We focus a lot on the systems we use to capture and store information. The majority of what we are capturing comes from enterprise applications through computation with business intent. There is a growing amount of data beginning to move through the front door of the data center that is unrelated to the core business or standard office processes. It is Sparse Data, a relatively little amount of information per device, but potentially thousands and thousands of devices being polled on a frequent rate. The Sparse Data will become an ever increasing percentage of your stored information.

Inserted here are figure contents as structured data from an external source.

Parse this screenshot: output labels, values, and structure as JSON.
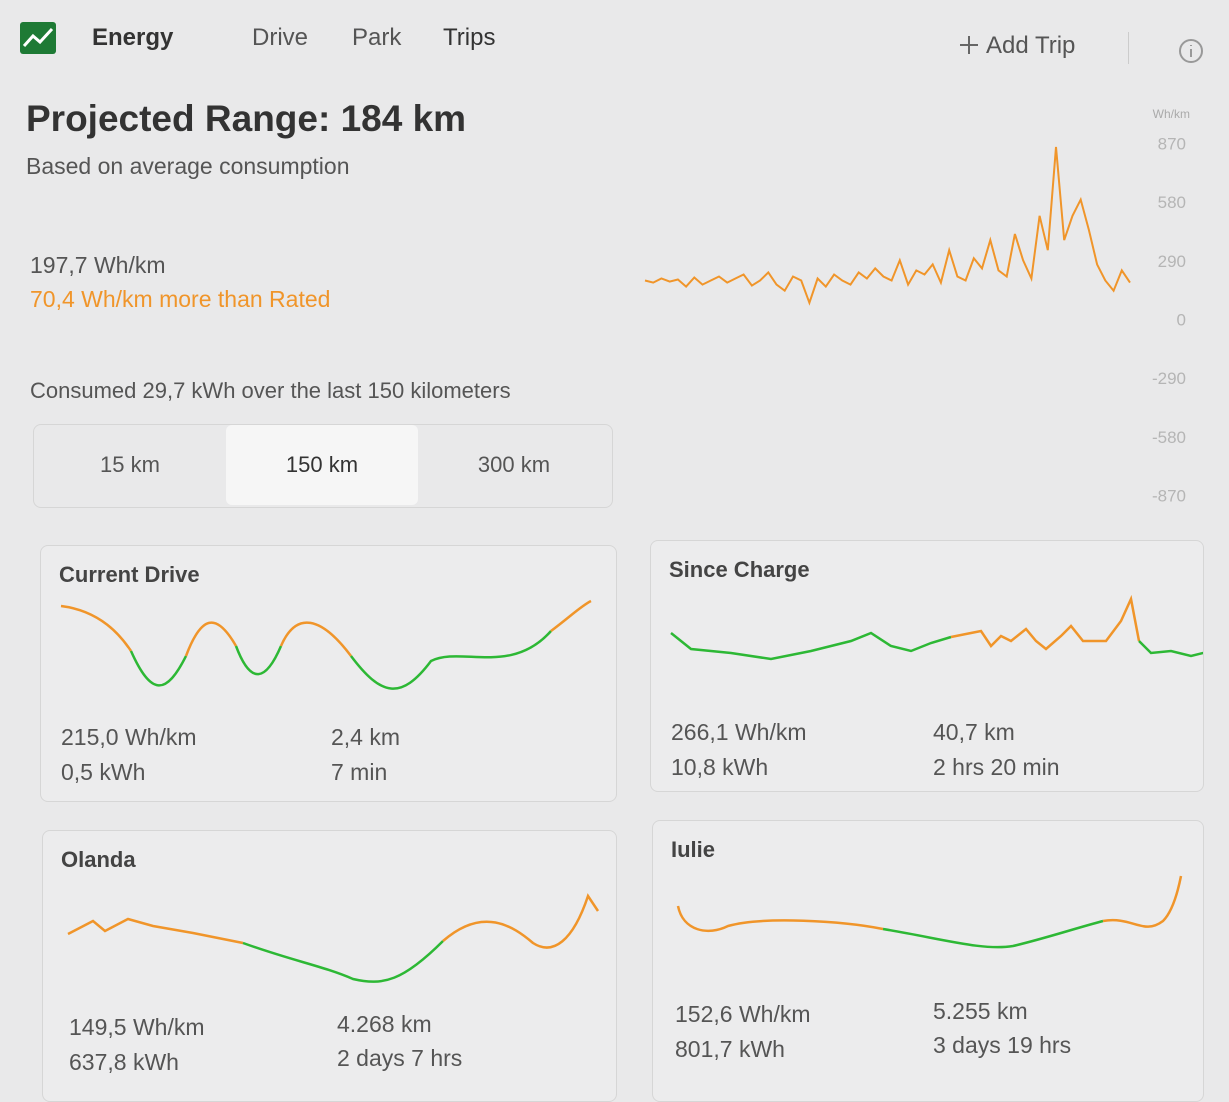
{
  "nav": {
    "tabs": [
      "Energy",
      "Drive",
      "Park",
      "Trips"
    ],
    "add_trip": "Add Trip"
  },
  "header": {
    "title": "Projected Range: 184 km",
    "subtitle": "Based on average consumption",
    "consumption": "197,7 Wh/km",
    "difference": "70,4 Wh/km more than Rated",
    "consumed": "Consumed 29,7 kWh over the last 150 kilometers"
  },
  "range_options": [
    "15 km",
    "150 km",
    "300 km"
  ],
  "selected_range": 1,
  "chart_data": {
    "type": "line",
    "y_axis_label": "Wh/km",
    "color": "#f0952a",
    "ylim": [
      -870,
      870
    ],
    "yticks": [
      870,
      580,
      290,
      0,
      -290,
      -580,
      -870
    ],
    "values": [
      200,
      190,
      210,
      195,
      205,
      170,
      215,
      180,
      200,
      220,
      190,
      210,
      230,
      175,
      200,
      240,
      180,
      150,
      220,
      200,
      90,
      210,
      170,
      230,
      200,
      180,
      240,
      210,
      260,
      220,
      200,
      300,
      180,
      250,
      230,
      280,
      190,
      350,
      220,
      200,
      310,
      260,
      400,
      250,
      220,
      430,
      300,
      210,
      520,
      350,
      860,
      400,
      520,
      600,
      450,
      280,
      200,
      150,
      250,
      190
    ]
  },
  "trips": [
    {
      "name": "Current Drive",
      "consumption": "215,0 Wh/km",
      "energy": "0,5 kWh",
      "distance": "2,4 km",
      "duration": "7 min"
    },
    {
      "name": "Since Charge",
      "consumption": "266,1 Wh/km",
      "energy": "10,8 kWh",
      "distance": "40,7 km",
      "duration": "2 hrs 20 min"
    },
    {
      "name": "Olanda",
      "consumption": "149,5 Wh/km",
      "energy": "637,8 kWh",
      "distance": "4.268 km",
      "duration": "2 days 7 hrs"
    },
    {
      "name": "Iulie",
      "consumption": "152,6 Wh/km",
      "energy": "801,7 kWh",
      "distance": "5.255 km",
      "duration": "3 days 19 hrs"
    }
  ]
}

What is different about Thin Data?
I use that term to describe data that is fundamentally state information from non-IT devices. We are seeing the early indicators that almost everything will have some form of addressable existence. Think about an office building that has simple sensors and threshold monitors built into the furniture and ancillary office equipment. It is simple data coming from many, many sources. Viewed individually it may not be interesting, but viewing all the sensors on the floor over time might show the impact of changing temperature in the space, or moving the coffee machine. You can look at the actual usage of fixtures like doors and lavatories. It seems like big brother, but there is a massive potential in inferential data.
Now extend that concept even further. Say that some form of a reproducing nano technology is embedded in plant seeds. Those nano agents could become part of the plant and relay state information as the plant grows. There wouldn’t be second guessing as to when to harvest or if the plants are in distress.

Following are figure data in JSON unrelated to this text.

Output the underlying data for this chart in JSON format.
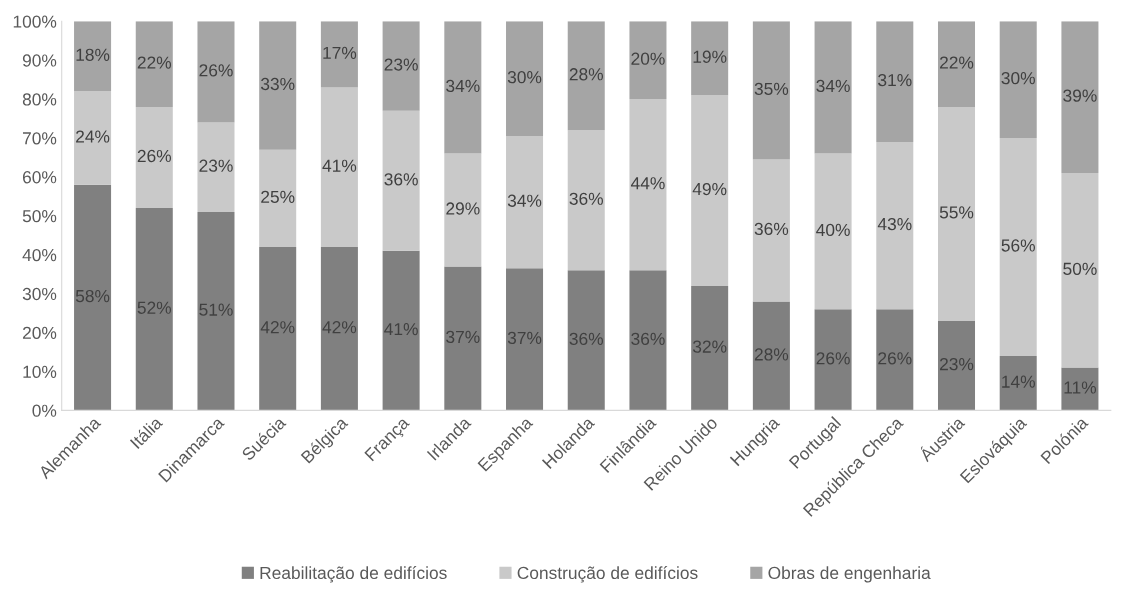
{
  "chart_data": {
    "type": "bar",
    "stacked": true,
    "grid": false,
    "legend": "bottom",
    "categories": [
      "Alemanha",
      "Itália",
      "Dinamarca",
      "Suécia",
      "Bélgica",
      "França",
      "Irlanda",
      "Espanha",
      "Holanda",
      "Finlândia",
      "Reino Unido",
      "Hungria",
      "Portugal",
      "República Checa",
      "Áustria",
      "Eslováquia",
      "Polónia"
    ],
    "series": [
      {
        "name": "Reabilitação de edifícios",
        "color": "#808080",
        "values": [
          58,
          52,
          51,
          42,
          42,
          41,
          37,
          36.5,
          36,
          36,
          32,
          28,
          26,
          26,
          23,
          14,
          11
        ],
        "value_labels": [
          "58%",
          "52%",
          "51%",
          "42%",
          "42%",
          "41%",
          "37%",
          "37%",
          "36%",
          "36%",
          "32%",
          "28%",
          "26%",
          "26%",
          "23%",
          "14%",
          "11%"
        ]
      },
      {
        "name": "Construção de edifícios",
        "color": "#c9c9c9",
        "values": [
          24,
          26,
          23,
          25,
          41,
          36,
          29,
          34,
          36,
          44,
          49,
          36.5,
          40,
          43,
          55,
          56,
          50
        ],
        "value_labels": [
          "24%",
          "26%",
          "23%",
          "25%",
          "41%",
          "36%",
          "29%",
          "34%",
          "36%",
          "44%",
          "49%",
          "36%",
          "40%",
          "43%",
          "55%",
          "56%",
          "50%"
        ]
      },
      {
        "name": "Obras de engenharia",
        "color": "#a5a5a5",
        "values": [
          18,
          22,
          26,
          33,
          17,
          23,
          34,
          29.5,
          28,
          20,
          19,
          35.5,
          34,
          31,
          22,
          30,
          39
        ],
        "value_labels": [
          "18%",
          "22%",
          "26%",
          "33%",
          "17%",
          "23%",
          "34%",
          "30%",
          "28%",
          "20%",
          "19%",
          "35%",
          "34%",
          "31%",
          "22%",
          "30%",
          "39%"
        ]
      }
    ],
    "ylim": [
      0,
      100
    ],
    "yticks": [
      {
        "value": 0,
        "label": "0%"
      },
      {
        "value": 10,
        "label": "10%"
      },
      {
        "value": 20,
        "label": "20%"
      },
      {
        "value": 30,
        "label": "30%"
      },
      {
        "value": 40,
        "label": "40%"
      },
      {
        "value": 50,
        "label": "50%"
      },
      {
        "value": 60,
        "label": "60%"
      },
      {
        "value": 70,
        "label": "70%"
      },
      {
        "value": 80,
        "label": "80%"
      },
      {
        "value": 90,
        "label": "90%"
      },
      {
        "value": 100,
        "label": "100%"
      }
    ]
  }
}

Sparse data comes from outside of IT and it will be the next challenge for the IT infrastructure. All those sensors are great ideas, but the data has to be processed, stored and communicated to be of any use and those support functions fall on IT managers who are probably not even in on the development discussions. Our service is, as often seems the case, just assumed to be there. So, it’s already time to start thinking ahead of the challenge.
One of the great challenges and opportunities in data management in the coming period will be centered around the breaking down of the silos in which information has historically been trapped within. If you cannot efficiently access data, its value is significantly compromised. I have seen research from well known organizations that suggest eye-popping efficiency improvements from faster access to date. Technologies and tools that bring together geographically distributed repositories of data, sparse, big or otherwise data are poised to help business radically extract value from the growing tide of data and will be amongst the most successful of companies moving forward.